To bridge rifts between the Roman Catholic and Orthodox churches, Pope Francis met and prayed together with the Ecumenical Patriarch of Constantinople Bartholomew I at the 12th century Church of the Holy Sepulchre in Jerusalem's Old City on Sunday.
Francis and Bartholomew embraced one another in the church's stone courtyard and recited the "Our Father" prayer together in the relatively neutral Italian after entering the church, according to The Associated Press.
The two leaders helped one another down the stone steps leading into the church, holding one another's forearms. Francis also bent down and kissed the hand of Bartholomew after the remarks by the spiritual leader of the world's Orthodox Christians.
The summit marked the 50th anniversary of the meeting in Jerusalem between Pope Paul VI and Ecumenical Patriarch Athenagoras of Constantinople that ended 900 years of mutual excommunications.
The Church of the Holy Sepulchre is built on the spot where both Roman Catholics and Orthodox Christians believe Jesus was crucified, buried and resurrected.
Today, the church serves as the headquarters of the Greek Orthodox Patriarch of Jerusalem, but control of the structure is shared between numerous Christian churches and secular entities in complicated arrangements. It is home to branches of Eastern Orthodoxy and Oriental Orthodoxy as well as to Roman Catholicism.
The pope arrived in the Jordanian capital Amman Saturday afternoon, beginning his three-day tour of the Holy Land, accompanied with a rabbi and a Muslim cleric from his home country of Argentina.
Francis arrived in Israel Sunday afternoon at Ben-Gurion Airport.
The pope spoke in favor of the rights of Palestinians to a sovereign homeland as well as Israel's right to exist in peace.
President Shimon Peres and Prime Minister Binyamin Netanyahu greeted Francis on his arrival, according to Jerusalem Post.
"In unity with all those of good will, I urge on everyone who bears the responsibility not to stop for a moment in the search for fair solutions to the complicated problems in order that Israelis and Palestinians can live in peace," Francis was quoted as saying. "We must always go out in courage and without tiredness to the path of dialogue peace and reconciliation. There is no other way."

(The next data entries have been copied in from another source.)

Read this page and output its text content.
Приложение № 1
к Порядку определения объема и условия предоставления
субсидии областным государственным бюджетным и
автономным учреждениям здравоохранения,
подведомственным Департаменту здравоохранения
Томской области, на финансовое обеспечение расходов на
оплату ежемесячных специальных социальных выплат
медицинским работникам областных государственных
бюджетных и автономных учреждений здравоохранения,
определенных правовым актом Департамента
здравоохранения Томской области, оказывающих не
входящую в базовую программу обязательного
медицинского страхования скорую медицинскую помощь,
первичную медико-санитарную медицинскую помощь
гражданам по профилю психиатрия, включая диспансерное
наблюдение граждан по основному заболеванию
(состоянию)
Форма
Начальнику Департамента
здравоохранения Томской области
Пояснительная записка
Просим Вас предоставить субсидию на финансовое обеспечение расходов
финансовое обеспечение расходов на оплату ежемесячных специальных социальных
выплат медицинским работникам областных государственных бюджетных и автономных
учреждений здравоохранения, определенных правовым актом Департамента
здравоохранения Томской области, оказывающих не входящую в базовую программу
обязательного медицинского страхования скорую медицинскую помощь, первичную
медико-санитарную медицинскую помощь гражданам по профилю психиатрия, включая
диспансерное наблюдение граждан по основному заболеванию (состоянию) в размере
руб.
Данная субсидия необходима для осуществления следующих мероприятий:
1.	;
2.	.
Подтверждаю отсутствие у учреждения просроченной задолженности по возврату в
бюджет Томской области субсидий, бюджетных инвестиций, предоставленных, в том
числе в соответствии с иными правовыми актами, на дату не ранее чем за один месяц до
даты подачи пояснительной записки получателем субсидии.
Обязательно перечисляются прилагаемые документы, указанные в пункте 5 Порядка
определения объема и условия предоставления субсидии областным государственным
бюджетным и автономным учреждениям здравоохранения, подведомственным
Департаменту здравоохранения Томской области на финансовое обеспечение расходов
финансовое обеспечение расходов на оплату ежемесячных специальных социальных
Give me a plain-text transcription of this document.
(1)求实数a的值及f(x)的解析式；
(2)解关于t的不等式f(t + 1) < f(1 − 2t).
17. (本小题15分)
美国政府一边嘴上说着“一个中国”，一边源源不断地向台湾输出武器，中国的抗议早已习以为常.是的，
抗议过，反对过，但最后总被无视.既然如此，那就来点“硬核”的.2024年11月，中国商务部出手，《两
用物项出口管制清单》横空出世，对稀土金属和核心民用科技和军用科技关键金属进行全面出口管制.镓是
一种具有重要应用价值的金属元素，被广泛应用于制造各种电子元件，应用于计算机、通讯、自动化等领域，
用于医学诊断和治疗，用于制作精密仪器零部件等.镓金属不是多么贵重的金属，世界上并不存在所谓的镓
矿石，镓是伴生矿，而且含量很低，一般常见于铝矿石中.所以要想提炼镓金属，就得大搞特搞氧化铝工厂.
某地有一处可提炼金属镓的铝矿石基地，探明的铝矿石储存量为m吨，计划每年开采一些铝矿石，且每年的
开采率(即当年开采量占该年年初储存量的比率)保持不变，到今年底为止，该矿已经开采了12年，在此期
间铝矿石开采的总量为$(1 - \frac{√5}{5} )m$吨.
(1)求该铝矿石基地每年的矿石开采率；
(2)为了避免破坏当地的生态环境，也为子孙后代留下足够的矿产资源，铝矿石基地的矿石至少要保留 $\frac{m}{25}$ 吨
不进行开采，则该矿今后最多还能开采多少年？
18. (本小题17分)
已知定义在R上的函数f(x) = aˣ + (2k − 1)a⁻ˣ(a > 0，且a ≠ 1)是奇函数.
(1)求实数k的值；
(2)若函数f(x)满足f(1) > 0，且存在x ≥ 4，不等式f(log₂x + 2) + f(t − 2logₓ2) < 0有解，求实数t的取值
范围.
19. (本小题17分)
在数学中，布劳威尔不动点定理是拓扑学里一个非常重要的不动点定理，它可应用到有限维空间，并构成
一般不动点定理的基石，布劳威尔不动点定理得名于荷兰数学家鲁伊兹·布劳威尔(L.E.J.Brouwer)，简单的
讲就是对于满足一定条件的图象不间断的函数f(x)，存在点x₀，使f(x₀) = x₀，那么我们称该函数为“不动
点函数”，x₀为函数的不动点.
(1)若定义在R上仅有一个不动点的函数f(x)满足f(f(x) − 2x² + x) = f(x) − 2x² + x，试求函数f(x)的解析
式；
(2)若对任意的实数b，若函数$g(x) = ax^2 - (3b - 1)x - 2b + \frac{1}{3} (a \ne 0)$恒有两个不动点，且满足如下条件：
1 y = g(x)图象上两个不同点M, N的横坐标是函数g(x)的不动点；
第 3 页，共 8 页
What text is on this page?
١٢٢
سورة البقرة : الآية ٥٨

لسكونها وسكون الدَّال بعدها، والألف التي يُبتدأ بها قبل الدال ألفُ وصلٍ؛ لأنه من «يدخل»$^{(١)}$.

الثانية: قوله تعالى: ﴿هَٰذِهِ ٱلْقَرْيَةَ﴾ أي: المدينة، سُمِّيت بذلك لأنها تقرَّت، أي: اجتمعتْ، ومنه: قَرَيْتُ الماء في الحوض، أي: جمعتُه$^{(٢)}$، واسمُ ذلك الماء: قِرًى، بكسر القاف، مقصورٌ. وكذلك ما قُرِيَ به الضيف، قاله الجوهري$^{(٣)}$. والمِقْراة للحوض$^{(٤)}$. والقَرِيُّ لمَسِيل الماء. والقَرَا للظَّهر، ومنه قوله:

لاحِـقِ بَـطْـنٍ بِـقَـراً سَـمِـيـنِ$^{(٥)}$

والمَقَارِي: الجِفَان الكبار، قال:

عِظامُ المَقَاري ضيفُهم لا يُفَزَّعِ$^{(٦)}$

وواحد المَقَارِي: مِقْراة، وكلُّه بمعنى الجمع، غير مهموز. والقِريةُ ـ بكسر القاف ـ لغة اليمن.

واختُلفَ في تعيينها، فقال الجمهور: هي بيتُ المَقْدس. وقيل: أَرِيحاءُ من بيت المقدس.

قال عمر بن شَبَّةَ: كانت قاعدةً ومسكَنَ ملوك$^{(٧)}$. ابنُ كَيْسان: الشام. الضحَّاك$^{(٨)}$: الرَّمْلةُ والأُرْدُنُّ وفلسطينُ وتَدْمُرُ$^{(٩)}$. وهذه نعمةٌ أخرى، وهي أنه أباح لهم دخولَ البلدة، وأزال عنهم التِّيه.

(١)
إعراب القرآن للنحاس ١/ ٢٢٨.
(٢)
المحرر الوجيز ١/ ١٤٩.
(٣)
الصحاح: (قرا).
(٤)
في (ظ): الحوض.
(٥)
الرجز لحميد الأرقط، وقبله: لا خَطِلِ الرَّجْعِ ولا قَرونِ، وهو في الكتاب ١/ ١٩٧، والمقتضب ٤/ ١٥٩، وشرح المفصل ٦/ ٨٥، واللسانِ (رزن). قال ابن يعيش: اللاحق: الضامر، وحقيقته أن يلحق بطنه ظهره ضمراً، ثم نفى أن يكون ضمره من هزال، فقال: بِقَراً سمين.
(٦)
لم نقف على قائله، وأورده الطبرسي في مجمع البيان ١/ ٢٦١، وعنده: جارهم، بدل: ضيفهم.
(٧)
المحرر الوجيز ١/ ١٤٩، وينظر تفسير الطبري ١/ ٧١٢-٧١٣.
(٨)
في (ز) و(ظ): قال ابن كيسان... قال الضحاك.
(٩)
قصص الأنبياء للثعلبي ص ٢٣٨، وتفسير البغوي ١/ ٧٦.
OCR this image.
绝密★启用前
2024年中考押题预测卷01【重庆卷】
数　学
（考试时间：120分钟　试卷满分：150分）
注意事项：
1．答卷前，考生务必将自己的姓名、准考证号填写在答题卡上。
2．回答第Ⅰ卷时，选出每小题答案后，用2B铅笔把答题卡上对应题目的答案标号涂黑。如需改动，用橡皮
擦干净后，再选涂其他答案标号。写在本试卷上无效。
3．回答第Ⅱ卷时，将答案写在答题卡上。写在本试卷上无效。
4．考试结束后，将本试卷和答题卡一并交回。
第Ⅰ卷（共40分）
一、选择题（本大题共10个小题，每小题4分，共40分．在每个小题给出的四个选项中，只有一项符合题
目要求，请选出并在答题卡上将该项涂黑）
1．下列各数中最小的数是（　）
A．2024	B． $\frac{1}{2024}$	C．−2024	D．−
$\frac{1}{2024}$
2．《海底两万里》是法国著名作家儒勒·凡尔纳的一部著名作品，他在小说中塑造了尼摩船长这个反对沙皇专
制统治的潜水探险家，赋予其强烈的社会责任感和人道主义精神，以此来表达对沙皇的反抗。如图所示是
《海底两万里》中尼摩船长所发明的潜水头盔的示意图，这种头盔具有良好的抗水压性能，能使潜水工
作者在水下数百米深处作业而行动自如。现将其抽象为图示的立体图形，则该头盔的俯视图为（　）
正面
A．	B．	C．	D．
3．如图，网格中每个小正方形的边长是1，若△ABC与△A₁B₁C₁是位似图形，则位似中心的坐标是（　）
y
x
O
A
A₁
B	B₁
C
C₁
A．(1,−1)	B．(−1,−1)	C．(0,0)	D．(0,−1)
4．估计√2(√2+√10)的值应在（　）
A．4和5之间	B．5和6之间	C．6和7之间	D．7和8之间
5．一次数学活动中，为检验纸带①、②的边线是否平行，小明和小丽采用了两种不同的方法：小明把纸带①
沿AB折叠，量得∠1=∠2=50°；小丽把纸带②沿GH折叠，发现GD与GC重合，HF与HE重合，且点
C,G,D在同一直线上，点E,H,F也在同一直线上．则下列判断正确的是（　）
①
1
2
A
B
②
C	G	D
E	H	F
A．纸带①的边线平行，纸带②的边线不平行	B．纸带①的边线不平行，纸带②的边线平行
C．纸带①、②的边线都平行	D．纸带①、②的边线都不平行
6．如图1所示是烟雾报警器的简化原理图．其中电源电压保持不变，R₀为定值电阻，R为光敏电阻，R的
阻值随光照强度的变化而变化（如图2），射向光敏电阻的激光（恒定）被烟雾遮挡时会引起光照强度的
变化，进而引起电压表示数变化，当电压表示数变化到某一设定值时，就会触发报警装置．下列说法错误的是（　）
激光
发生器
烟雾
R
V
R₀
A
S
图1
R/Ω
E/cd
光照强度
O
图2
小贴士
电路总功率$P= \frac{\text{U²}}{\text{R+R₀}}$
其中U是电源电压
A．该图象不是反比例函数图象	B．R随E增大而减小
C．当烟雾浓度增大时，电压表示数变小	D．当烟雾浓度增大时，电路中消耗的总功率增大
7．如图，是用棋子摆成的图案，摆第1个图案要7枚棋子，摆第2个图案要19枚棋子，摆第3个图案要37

The pope added: "Therefore I renew the call of Benedict XVI in this place: the right of existence for the State of Israel to be recognized universally, the right to live in peace and security in recognized borders by the international community. At the same time, the rights of the Palestinians to a sovereign homeland, to life with dignity and freedom of movement should be recognized. We hope that the two state solutions will become reality and will not remain a dream."
Francis will depart for Rome Monday evening.